With capitalism come freedom and liberty. The concept of open markets and free trade has come as a result of capitalism. Whether to embrace the concept is a choice that individual countries are supposed to make.

If they feel that they do not want to be part of the global network, then it only means that they have alienated themselves. No country can grown isolation, neither is there any economy that can stabilize on its own. Foreign investment is one of the core pillars of ay economy, be it through exports, tourism or any other kind of investment.

Therefore, when countries close up avenues for foreign investment to come in, then such a country cannot expect to prosper much in terms of economic development. In view of the above discussion, one may say that the inequality that exists in the world today and especially between the core and the periphery countries is not as a result of capitalism per se but other factors including failure by poor countries to embrace the concept that is capitalism.

It is important that poor countries are made to see the benefits of capitalism because it is only then they will accept top embrace the concept and in so doing will catch up with the affluent countries if not become more stable economically than these countries.

Works Cited

Biel, Robert. Global Capitalism: Its Dynamics and the Impact on the Prospects of Poor Countries. California: Zed Books, 2000.

Centeno, Miguel and Joseph, Cohen. Global Capitalism: a Sociological Perspective. California: Polity, 2010.

Frieden, Jeffry. Global Capitalism: Its Fall and Rise in the Twentieth Century. Mexico: W.W. Norton. 2007.
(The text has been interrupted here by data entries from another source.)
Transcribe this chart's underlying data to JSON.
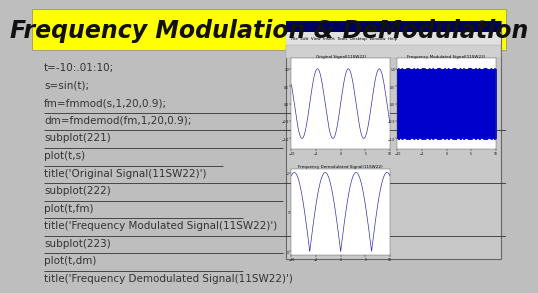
{
  "title": "Frequency Modulation & DeModulation",
  "title_bg": "#FFFF00",
  "title_color": "#111111",
  "main_bg": "#BEBEBE",
  "code_lines": [
    "t=-10:.01:10;",
    "s=sin(t);",
    "fm=fmmod(s,1,20,0.9);",
    "dm=fmdemod(fm,1,20,0.9);",
    "subplot(221)",
    "plot(t,s)",
    "title('Original Signal(11SW22)')",
    "subplot(222)",
    "plot(t,fm)",
    "title('Frequency Modulated Signal(11SW22)')",
    "subplot(223)",
    "plot(t,dm)",
    "title('Frequency Demodulated Signal(11SW22)')"
  ],
  "underline_indices": [
    2,
    3,
    4,
    5,
    6,
    7,
    8,
    9,
    10,
    11,
    12
  ],
  "code_color": "#333333",
  "matlab_window_bg": "#C8C8C8",
  "subplot1_title": "Original Signal(11SW22)",
  "subplot2_title": "Frequency Modulated Signal(11SW22)",
  "subplot3_title": "Frequency Demodulated Signal(11SW22)",
  "line_color1": "#3333AA",
  "line_color2": "#0000CC",
  "line_color3": "#3333AA",
  "window_header_color": "#000080",
  "title_fontsize": 17,
  "code_fontsize": 7.5
}
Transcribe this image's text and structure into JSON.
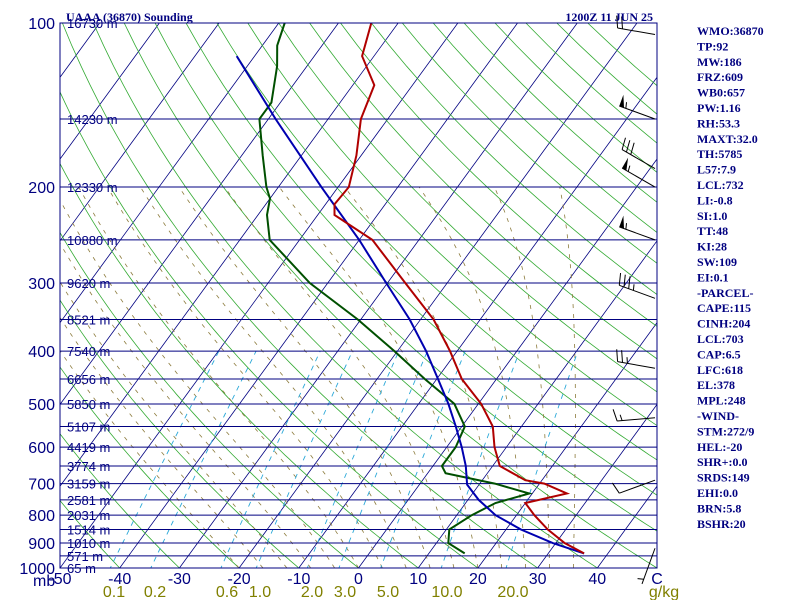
{
  "header": {
    "left": "UAAA (36870) Sounding",
    "right": "1200Z 11 JUN 25"
  },
  "chart_data": {
    "type": "line",
    "diagram": "skew-T log-P",
    "title": "UAAA (36870) Sounding",
    "subtitle": "1200Z 11 JUN 25",
    "pressure_range_hPa": [
      1000,
      100
    ],
    "temperature_range_C": [
      -50,
      50
    ],
    "pressure_ticks": [
      100,
      200,
      300,
      400,
      500,
      600,
      700,
      800,
      900,
      1000
    ],
    "pressure_unit": "mb",
    "temperature_ticks": [
      "-50",
      "-40",
      "-30",
      "-20",
      "-10",
      "0",
      "10",
      "20",
      "30",
      "40",
      "C"
    ],
    "temperature_tick_values": [
      -50,
      -40,
      -30,
      -20,
      -10,
      0,
      10,
      20,
      30,
      40,
      50
    ],
    "mixing_ratio_ticks": [
      "0.1",
      "0.2",
      "0.6",
      "1.0",
      "2.0",
      "3.0",
      "5.0",
      "10.0",
      "20.0",
      "g/kg"
    ],
    "mixing_ratio_values": [
      0.1,
      0.2,
      0.6,
      1.0,
      2.0,
      3.0,
      5.0,
      10.0,
      20.0
    ],
    "height_labels": [
      {
        "p": 100,
        "label": "16730 m"
      },
      {
        "p": 150,
        "label": "14230 m"
      },
      {
        "p": 200,
        "label": "12330 m"
      },
      {
        "p": 250,
        "label": "10880 m"
      },
      {
        "p": 300,
        "label": "9620 m"
      },
      {
        "p": 350,
        "label": "8521 m"
      },
      {
        "p": 400,
        "label": "7540 m"
      },
      {
        "p": 450,
        "label": "6656 m"
      },
      {
        "p": 500,
        "label": "5850 m"
      },
      {
        "p": 550,
        "label": "5107 m"
      },
      {
        "p": 600,
        "label": "4419 m"
      },
      {
        "p": 650,
        "label": "3774 m"
      },
      {
        "p": 700,
        "label": "3159 m"
      },
      {
        "p": 750,
        "label": "2581 m"
      },
      {
        "p": 800,
        "label": "2031 m"
      },
      {
        "p": 850,
        "label": "1514 m"
      },
      {
        "p": 900,
        "label": "1010 m"
      },
      {
        "p": 950,
        "label": "571 m"
      },
      {
        "p": 1000,
        "label": "65 m"
      }
    ],
    "series": [
      {
        "name": "Temperature",
        "color": "#b00000",
        "points": [
          {
            "p": 940,
            "t": 36.0
          },
          {
            "p": 900,
            "t": 31.5
          },
          {
            "p": 850,
            "t": 27.0
          },
          {
            "p": 800,
            "t": 23.0
          },
          {
            "p": 760,
            "t": 20.0
          },
          {
            "p": 730,
            "t": 25.8
          },
          {
            "p": 700,
            "t": 20.8
          },
          {
            "p": 690,
            "t": 17.2
          },
          {
            "p": 650,
            "t": 11.2
          },
          {
            "p": 600,
            "t": 8.0
          },
          {
            "p": 550,
            "t": 5.2
          },
          {
            "p": 500,
            "t": 0.5
          },
          {
            "p": 450,
            "t": -5.8
          },
          {
            "p": 400,
            "t": -11.2
          },
          {
            "p": 350,
            "t": -17.8
          },
          {
            "p": 300,
            "t": -27.0
          },
          {
            "p": 250,
            "t": -37.8
          },
          {
            "p": 225,
            "t": -47.2
          },
          {
            "p": 215,
            "t": -48.5
          },
          {
            "p": 200,
            "t": -48.2
          },
          {
            "p": 175,
            "t": -50.8
          },
          {
            "p": 150,
            "t": -54.5
          },
          {
            "p": 130,
            "t": -56.4
          },
          {
            "p": 115,
            "t": -62.0
          },
          {
            "p": 100,
            "t": -64.5
          }
        ]
      },
      {
        "name": "Dewpoint",
        "color": "#005000",
        "points": [
          {
            "p": 940,
            "t": 16.0
          },
          {
            "p": 900,
            "t": 12.0
          },
          {
            "p": 850,
            "t": 10.5
          },
          {
            "p": 800,
            "t": 12.5
          },
          {
            "p": 760,
            "t": 15.0
          },
          {
            "p": 730,
            "t": 19.5
          },
          {
            "p": 700,
            "t": 12.5
          },
          {
            "p": 670,
            "t": 3.0
          },
          {
            "p": 650,
            "t": 1.5
          },
          {
            "p": 600,
            "t": 1.5
          },
          {
            "p": 550,
            "t": 0.5
          },
          {
            "p": 500,
            "t": -4.0
          },
          {
            "p": 450,
            "t": -12.0
          },
          {
            "p": 400,
            "t": -20.5
          },
          {
            "p": 350,
            "t": -30.5
          },
          {
            "p": 300,
            "t": -43.0
          },
          {
            "p": 250,
            "t": -55.0
          },
          {
            "p": 225,
            "t": -58.5
          },
          {
            "p": 210,
            "t": -60.0
          },
          {
            "p": 200,
            "t": -62.0
          },
          {
            "p": 175,
            "t": -66.5
          },
          {
            "p": 150,
            "t": -71.5
          },
          {
            "p": 140,
            "t": -71.5
          },
          {
            "p": 120,
            "t": -75.0
          },
          {
            "p": 110,
            "t": -77.5
          },
          {
            "p": 100,
            "t": -79.0
          }
        ]
      },
      {
        "name": "Parcel",
        "color": "#0000b0",
        "points": [
          {
            "p": 940,
            "t": 36.0
          },
          {
            "p": 900,
            "t": 29.5
          },
          {
            "p": 850,
            "t": 22.5
          },
          {
            "p": 800,
            "t": 16.5
          },
          {
            "p": 750,
            "t": 11.8
          },
          {
            "p": 703,
            "t": 8.0
          },
          {
            "p": 650,
            "t": 5.5
          },
          {
            "p": 600,
            "t": 2.5
          },
          {
            "p": 550,
            "t": -1.0
          },
          {
            "p": 500,
            "t": -5.0
          },
          {
            "p": 450,
            "t": -9.8
          },
          {
            "p": 400,
            "t": -15.2
          },
          {
            "p": 350,
            "t": -21.8
          },
          {
            "p": 300,
            "t": -30.2
          },
          {
            "p": 250,
            "t": -40.0
          },
          {
            "p": 200,
            "t": -52.8
          },
          {
            "p": 150,
            "t": -68.8
          },
          {
            "p": 115,
            "t": -83.0
          }
        ]
      }
    ],
    "wind_barbs": [
      {
        "p": 105,
        "dir": 280,
        "kt": 20
      },
      {
        "p": 150,
        "dir": 290,
        "kt": 55
      },
      {
        "p": 185,
        "dir": 300,
        "kt": 30
      },
      {
        "p": 200,
        "dir": 300,
        "kt": 55
      },
      {
        "p": 250,
        "dir": 290,
        "kt": 55
      },
      {
        "p": 320,
        "dir": 290,
        "kt": 35
      },
      {
        "p": 430,
        "dir": 280,
        "kt": 25
      },
      {
        "p": 530,
        "dir": 265,
        "kt": 15
      },
      {
        "p": 690,
        "dir": 250,
        "kt": 10
      },
      {
        "p": 920,
        "dir": 200,
        "kt": 5
      }
    ],
    "colors": {
      "isobar": "#000080",
      "isotherm": "#000080",
      "dry_adiabat": "#33aa33",
      "moist_adiabat": "#8c7b3c",
      "mixing_ratio": "#2aa8d8",
      "temperature": "#b00000",
      "dewpoint": "#005000",
      "parcel": "#0000b0",
      "wind_barb": "#000000"
    }
  },
  "indices": [
    "WMO:36870",
    "TP:92",
    "MW:186",
    "FRZ:609",
    "WB0:657",
    "PW:1.16",
    "RH:53.3",
    "MAXT:32.0",
    "TH:5785",
    "L57:7.9",
    "LCL:732",
    "LI:-0.8",
    "SI:1.0",
    "TT:48",
    "KI:28",
    "SW:109",
    "EI:0.1",
    "-PARCEL-",
    "CAPE:115",
    "CINH:204",
    "LCL:703",
    "CAP:6.5",
    "LFC:618",
    "EL:378",
    "MPL:248",
    "-WIND-",
    "STM:272/9",
    "HEL:-20",
    "SHR+:0.0",
    "SRDS:149",
    "EHI:0.0",
    "BRN:5.8",
    "BSHR:20"
  ]
}
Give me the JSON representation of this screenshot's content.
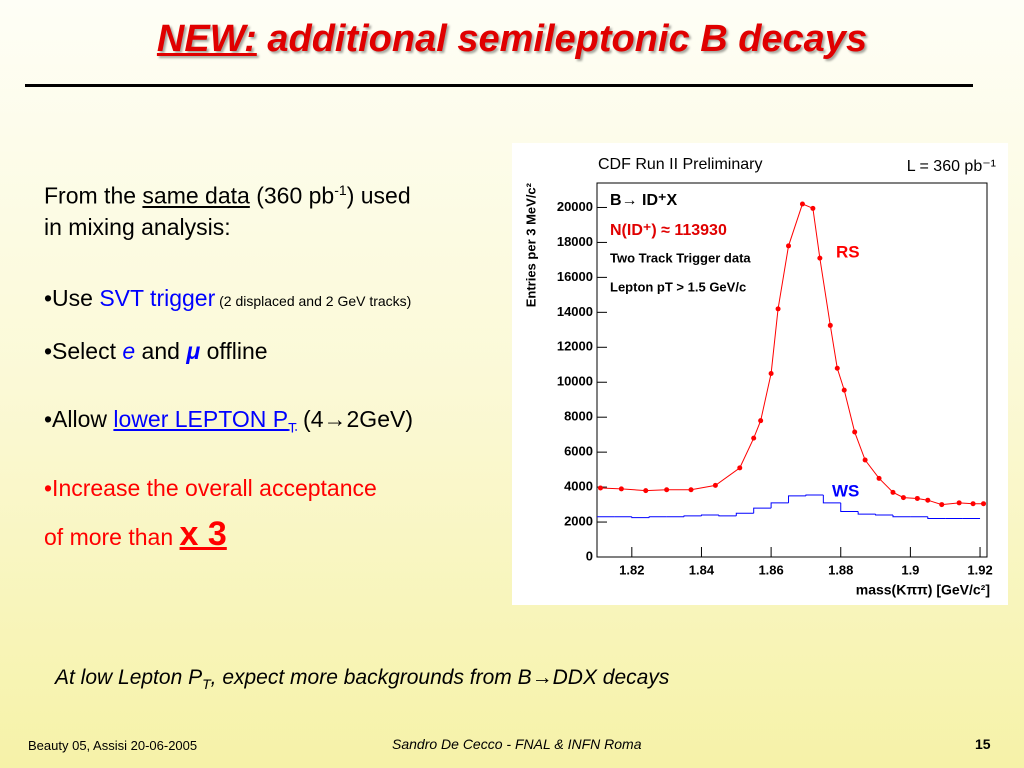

Harvey, David. Spaces of Global Capitalism. New Jersey: Verso, 2006.

Hutton, Will and Anthony Giddens. Global Capitalism. California: New Press, 2001.

Kegley, Charles and Shannon Blanton. World Politics: Trend and Transformation. New York: Cengage Learning, 2009.

Noberg, Johan. In Defense of Global Capitalism. New York: Cato Institute, 2003.

Peet, Richard. Global Capitalism: Theories of Societal Development. New York: Taylor and Francis, 1991.

Ross, Robert and Kent Trachte. Global Capitalism: the New Leviathan. London: Suny Press, 1990.

Soros, George. The Crisis of Global Capitalism: Open Society Endangered. New York: Public Affairs, 1998.